En montañismo y alpinismo, al igual que en otras disciplinas relacionadas con la montaña como esquí o BTT, se utiliza siempre el denominado Sistema de Capas. Este sistema de capas consiste en combinar las prendas de ropa de montaña necesarias para asegurar la correcta eficacia contra la pérdida de calor. No consiste en ponerse diez capas de ropa, al contrario, consiste en ponerse las mínimas (mínimo peso y volumen posible) pero que éstas a su vez nos den el sufiente nivel de confortabilidad ante cualquier inclemencia meteorológica. Esto sólo se consigue a través del uso de prendas que incluyan las tecnologías anteriormente descritas. El funcionamiento es muy simple, cuando se tiene calor se quitan capas (quedándose siempre con al menos una, en montaña no se puede ir a pecho descubierto nunca) y cuando se tiene frio se añaden (siempre respetando la regla de la mínima ropa posible). Por lo general, este sistema de capas, ninguna más importante que otra, estará formado por (nos referimos aquí solo a la parte superior del cuerpo, en las piernas la mayoría de veces no se recurre a este sistema aunque claro está se puede aplicar a ellas perfectamente, dependiendo de lo friolera que sea la persona):
1.- La capa en contacto directo con nuestro cuerpo. Ropa interior que por lo general constará de la llamada camiseta térmica, que podrá ser de manga corta o larga o muy gruesa o poco, a elección de cada persona. Como cualidades tendrá que cumplir ser muy transpirable para mantener siempre el cuerpo seco.
2.- Una o dos capas aislantes. Como función tienen la de retener el calor del cuerpo y la de protegernos del ambiente exterior en determinados días. Entre sus cualidades tendrán que incluir transpirabilidad, rápido secado, cortavientos e impermeabilidad, es decir, las cuatro tecnologías antes descritas. Hay que tener en cuenta que esta capa será la que esté en contacto directo con el ambiente exterior en aquellos días no muy frios en los que no se hace necesario el uso de la capa externa.

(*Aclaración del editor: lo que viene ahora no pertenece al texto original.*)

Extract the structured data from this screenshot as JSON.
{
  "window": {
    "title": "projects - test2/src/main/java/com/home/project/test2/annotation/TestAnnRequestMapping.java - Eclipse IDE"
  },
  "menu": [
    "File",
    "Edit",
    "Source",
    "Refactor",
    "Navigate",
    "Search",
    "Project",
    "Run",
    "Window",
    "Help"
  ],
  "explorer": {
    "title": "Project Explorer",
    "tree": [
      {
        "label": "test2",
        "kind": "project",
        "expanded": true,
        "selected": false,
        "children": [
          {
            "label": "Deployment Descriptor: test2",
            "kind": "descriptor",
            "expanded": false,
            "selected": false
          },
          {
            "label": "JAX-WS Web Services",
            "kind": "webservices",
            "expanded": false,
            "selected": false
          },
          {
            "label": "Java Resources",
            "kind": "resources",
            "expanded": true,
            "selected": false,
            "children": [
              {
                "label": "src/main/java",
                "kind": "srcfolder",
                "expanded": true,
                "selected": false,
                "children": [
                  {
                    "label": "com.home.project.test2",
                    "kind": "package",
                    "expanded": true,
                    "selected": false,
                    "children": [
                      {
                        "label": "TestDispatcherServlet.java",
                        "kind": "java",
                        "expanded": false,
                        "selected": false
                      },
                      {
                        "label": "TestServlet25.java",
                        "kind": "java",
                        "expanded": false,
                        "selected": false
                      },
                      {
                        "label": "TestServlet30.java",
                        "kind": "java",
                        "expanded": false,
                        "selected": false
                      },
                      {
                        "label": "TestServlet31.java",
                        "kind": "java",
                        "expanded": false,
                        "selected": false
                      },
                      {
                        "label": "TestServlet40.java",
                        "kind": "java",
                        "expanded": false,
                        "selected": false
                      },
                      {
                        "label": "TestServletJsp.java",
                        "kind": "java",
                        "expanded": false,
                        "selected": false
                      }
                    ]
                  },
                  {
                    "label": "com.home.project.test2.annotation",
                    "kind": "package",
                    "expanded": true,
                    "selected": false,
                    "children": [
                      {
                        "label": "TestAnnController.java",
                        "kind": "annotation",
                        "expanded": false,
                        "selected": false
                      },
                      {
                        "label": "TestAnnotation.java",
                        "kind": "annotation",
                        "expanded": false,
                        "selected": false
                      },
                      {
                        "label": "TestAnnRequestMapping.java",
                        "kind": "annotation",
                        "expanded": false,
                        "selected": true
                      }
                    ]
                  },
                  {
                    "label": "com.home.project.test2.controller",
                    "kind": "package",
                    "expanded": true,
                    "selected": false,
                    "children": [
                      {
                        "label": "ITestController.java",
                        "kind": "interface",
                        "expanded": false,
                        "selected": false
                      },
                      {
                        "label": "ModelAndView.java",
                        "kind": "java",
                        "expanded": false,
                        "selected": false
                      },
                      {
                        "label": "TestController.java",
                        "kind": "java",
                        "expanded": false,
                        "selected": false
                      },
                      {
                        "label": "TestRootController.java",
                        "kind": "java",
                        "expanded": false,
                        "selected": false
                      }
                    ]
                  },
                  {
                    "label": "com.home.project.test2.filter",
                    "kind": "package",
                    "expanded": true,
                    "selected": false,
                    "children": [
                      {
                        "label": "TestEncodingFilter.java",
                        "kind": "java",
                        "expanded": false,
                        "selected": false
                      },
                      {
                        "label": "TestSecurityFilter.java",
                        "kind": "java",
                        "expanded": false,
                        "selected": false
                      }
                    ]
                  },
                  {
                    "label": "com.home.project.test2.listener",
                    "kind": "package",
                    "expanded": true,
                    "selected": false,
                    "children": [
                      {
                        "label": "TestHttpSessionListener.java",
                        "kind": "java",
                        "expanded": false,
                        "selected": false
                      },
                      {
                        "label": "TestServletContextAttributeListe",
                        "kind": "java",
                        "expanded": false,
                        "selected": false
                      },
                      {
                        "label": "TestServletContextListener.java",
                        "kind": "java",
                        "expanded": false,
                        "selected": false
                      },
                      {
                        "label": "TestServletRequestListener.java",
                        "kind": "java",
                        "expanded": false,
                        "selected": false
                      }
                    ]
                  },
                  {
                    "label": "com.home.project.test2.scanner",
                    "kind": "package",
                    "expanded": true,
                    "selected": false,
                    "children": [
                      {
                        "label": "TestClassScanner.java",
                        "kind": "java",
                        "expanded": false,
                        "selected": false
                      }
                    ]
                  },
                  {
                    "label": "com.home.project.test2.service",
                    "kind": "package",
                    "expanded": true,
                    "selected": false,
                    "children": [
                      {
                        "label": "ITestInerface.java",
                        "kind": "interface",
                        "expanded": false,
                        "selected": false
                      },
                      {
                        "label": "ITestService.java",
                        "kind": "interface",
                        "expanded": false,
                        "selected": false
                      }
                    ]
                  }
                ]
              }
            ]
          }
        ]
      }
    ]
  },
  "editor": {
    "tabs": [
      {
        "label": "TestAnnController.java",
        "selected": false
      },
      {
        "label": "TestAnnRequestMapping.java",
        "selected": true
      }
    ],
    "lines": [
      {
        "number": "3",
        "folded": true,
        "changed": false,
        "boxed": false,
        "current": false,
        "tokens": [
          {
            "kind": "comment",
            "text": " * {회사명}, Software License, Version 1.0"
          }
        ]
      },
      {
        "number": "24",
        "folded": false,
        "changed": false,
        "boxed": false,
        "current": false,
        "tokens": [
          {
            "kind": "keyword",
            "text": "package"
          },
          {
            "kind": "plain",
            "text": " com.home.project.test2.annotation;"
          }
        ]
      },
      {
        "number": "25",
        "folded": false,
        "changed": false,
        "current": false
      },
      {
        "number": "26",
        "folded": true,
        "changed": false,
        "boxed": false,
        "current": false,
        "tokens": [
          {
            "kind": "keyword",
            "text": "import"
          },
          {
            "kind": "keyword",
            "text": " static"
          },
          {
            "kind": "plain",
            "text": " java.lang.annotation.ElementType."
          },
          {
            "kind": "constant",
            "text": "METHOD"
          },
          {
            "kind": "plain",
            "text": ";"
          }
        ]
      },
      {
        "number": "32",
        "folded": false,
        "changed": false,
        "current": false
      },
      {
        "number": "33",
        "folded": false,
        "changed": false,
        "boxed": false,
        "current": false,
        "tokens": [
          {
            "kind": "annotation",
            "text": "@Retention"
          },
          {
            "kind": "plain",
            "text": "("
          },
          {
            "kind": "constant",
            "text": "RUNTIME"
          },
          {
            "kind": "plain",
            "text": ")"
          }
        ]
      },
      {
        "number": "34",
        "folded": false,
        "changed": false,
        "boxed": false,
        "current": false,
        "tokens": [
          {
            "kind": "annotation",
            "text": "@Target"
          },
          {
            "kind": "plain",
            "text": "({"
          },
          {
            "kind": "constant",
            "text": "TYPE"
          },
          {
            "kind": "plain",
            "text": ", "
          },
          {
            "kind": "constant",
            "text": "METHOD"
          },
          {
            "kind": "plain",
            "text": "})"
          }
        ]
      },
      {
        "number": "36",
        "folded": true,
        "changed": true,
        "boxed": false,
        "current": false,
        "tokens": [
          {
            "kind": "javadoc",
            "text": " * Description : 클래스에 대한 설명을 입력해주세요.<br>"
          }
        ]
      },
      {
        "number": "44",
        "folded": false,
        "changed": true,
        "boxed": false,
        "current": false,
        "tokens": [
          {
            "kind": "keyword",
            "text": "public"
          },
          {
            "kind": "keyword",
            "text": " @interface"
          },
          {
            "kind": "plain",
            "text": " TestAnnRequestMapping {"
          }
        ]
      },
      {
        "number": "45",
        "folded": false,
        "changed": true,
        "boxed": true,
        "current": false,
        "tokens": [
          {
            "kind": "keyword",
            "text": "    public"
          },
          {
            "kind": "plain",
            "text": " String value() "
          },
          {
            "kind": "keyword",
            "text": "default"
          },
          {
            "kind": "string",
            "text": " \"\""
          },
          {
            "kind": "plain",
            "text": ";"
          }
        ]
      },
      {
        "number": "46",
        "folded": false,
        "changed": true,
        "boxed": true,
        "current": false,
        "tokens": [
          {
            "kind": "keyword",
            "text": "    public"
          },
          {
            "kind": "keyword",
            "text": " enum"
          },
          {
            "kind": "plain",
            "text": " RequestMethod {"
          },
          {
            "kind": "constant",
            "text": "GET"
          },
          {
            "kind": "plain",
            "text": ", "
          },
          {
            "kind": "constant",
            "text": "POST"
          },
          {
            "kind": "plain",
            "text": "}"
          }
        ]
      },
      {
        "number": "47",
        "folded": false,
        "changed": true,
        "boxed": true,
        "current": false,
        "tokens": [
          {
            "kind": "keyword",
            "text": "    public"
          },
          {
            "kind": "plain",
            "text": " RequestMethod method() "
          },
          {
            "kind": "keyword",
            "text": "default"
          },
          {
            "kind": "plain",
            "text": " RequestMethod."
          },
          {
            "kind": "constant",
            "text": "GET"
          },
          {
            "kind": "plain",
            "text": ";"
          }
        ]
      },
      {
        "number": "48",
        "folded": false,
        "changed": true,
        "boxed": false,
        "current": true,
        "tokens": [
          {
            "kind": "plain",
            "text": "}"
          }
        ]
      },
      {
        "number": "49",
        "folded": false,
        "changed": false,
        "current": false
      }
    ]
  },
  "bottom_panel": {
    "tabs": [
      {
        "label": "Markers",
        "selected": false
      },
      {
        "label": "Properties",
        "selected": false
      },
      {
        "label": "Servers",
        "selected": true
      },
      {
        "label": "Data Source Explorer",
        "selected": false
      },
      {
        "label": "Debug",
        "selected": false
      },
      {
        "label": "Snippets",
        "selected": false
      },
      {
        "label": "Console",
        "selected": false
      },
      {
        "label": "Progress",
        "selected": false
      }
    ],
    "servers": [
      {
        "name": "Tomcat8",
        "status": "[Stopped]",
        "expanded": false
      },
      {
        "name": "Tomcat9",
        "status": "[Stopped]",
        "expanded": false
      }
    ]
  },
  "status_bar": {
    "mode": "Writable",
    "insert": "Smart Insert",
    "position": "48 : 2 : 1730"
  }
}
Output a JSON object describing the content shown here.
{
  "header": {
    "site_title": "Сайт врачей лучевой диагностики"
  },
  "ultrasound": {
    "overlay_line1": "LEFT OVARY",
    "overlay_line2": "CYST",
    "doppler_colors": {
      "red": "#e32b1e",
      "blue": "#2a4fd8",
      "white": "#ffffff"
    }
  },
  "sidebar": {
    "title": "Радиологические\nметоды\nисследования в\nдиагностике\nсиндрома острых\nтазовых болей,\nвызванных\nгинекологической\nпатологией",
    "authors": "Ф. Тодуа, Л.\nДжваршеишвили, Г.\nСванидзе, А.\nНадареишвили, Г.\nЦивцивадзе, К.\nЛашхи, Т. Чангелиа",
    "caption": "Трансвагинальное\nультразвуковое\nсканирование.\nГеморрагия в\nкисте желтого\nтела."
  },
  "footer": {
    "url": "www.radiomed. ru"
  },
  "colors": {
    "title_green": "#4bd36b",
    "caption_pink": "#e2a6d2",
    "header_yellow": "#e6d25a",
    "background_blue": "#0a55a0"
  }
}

Como prendas modelo encontramos en el mercado los conocidos forros polares técnicos (o SoftShell más recientemente), de distinto grosor y/o cualidades técnicas. De lo friolera que sea una persona dependerá el uso de una o dos capas.
Es importante señalar que estas prendas deben respetar la regla del menor peso y volumen posible. Entre cada tipo de prenda de las anteriormente citadas podremos encontrar infinidad de modelos y diseños, y también de precios, así que afinar será crucial para conseguir la mejor relación calidad-precio.
Tan importante como la destinada a proteger el cuerpo es la ropa destinada a proteger la cabeza, manos y pies. Por estas extremidades, sobre todo por la cabeza, se pierde mucho calor corporal si no las llevamos lo suficientemente protegidas. La cabeza debe ir protegida tanto en invierno como en verano, para evitar la pérdida de calor o para evitar una insolación. En días frios utilizaremos un gorro, preferiblemente técnico con tecnología de transpirabilidad, secado rápido e impermeabilidad (aunque no estará de más que sea también cortavientos), aunque muchas veces nos valdrá con un gorro de lana o de los de tipo pasamontañas (no muy aptos para días de lluvia, se calan rápido). Para las manos tenemos un amplio rango de elección y también se podrá aplicar en ellas el sistema de capas dependiendo de las condiciones existentes y de lo friolera que sea la persona.